5.  Maintain historical perspective.  Teach your students about the social circumstances under which the texts they read were written; ask them who gets read and why.  When you teach them the facts of science, remind yourself that facts can change; everything you teach them may one day be proven incorrect.  After all, it used to be a verifiable fact that the world was flat and the sun revolved around the earth. 

6.  Maintain cultural perspective.  Teach your students that there are still people in the world who do not have televisions or video games, and that they are none the worse for it.  Question the concept of "progress."  There is no such thing as homelessness among foragers; it is possible only in industrial societies like our own.  Maintain vigilance around cultural constructions of race and gender; some people are "black" in America and "white" in Brazil . 

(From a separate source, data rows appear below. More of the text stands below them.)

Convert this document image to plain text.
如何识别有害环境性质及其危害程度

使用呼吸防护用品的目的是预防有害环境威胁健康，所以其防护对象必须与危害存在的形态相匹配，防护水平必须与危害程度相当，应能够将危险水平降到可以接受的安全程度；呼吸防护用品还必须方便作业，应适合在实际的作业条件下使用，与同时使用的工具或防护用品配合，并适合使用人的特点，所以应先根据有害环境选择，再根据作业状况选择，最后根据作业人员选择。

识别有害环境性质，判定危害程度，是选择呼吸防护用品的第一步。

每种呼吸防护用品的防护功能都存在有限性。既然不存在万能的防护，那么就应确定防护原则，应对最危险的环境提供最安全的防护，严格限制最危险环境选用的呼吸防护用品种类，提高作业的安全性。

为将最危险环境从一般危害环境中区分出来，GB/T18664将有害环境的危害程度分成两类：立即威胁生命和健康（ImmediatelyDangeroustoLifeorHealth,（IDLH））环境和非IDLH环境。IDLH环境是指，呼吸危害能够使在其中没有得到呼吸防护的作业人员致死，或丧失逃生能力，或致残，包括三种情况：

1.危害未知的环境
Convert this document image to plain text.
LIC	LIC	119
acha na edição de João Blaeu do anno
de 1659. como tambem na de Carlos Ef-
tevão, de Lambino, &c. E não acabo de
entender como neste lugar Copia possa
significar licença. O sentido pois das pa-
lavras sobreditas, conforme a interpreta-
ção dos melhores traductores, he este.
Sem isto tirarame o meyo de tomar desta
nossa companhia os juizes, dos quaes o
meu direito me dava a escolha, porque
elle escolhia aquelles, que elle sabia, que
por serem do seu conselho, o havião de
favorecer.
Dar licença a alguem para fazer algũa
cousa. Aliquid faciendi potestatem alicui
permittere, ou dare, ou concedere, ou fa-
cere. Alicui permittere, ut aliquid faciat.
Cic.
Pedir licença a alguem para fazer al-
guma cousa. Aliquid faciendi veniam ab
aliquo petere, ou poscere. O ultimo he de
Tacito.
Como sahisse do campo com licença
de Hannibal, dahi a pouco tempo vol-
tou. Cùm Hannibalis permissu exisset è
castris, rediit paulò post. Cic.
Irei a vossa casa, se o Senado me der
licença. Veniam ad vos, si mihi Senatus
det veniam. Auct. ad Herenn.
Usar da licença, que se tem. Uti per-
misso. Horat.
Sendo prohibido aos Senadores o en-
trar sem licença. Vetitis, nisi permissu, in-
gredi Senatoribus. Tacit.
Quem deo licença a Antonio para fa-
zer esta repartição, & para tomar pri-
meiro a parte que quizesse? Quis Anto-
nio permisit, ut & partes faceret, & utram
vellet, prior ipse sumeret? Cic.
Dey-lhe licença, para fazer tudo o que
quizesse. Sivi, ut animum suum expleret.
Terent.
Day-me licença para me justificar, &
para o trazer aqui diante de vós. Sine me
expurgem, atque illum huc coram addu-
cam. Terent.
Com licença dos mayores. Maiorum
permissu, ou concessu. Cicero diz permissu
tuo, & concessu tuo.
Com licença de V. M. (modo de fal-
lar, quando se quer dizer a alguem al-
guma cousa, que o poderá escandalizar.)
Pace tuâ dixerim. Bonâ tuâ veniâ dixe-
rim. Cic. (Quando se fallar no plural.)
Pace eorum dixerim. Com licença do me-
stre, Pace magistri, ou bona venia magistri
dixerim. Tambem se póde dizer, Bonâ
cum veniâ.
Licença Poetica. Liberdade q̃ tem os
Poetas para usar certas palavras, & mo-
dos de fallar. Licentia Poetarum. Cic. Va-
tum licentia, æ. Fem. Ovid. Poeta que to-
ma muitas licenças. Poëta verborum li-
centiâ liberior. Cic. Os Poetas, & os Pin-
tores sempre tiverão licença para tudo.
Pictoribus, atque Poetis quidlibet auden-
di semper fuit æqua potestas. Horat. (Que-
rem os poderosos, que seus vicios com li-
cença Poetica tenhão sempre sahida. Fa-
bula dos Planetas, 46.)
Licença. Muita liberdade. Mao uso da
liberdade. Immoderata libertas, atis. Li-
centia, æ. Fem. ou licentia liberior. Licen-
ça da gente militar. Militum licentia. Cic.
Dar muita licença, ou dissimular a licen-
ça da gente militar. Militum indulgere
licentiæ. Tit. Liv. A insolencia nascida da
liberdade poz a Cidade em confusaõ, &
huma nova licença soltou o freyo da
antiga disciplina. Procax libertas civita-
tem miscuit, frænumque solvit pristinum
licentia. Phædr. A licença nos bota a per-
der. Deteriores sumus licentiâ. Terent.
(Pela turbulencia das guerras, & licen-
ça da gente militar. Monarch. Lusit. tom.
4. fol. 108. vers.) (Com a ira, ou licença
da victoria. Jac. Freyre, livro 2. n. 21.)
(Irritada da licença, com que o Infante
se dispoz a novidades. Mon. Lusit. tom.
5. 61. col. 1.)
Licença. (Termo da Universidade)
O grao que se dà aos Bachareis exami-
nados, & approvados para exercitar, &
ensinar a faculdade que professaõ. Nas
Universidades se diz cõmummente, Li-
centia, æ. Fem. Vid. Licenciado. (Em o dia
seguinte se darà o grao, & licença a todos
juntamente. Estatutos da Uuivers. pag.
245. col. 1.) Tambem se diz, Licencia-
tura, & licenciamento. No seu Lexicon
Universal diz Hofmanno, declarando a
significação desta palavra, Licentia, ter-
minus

It is my hope that the context I have presented here will inspire you to move forward in introducing anthropology into your curriculum.  Both we and our students are seeking answers that anthropology can provide.  Using anthropological approaches, we can introduce holism to academics and provide an overarching context for everything we teach.  By locating ourselves historically, culturally, and globally, we can prepare our students honestly for coping with the complex world they will inherit.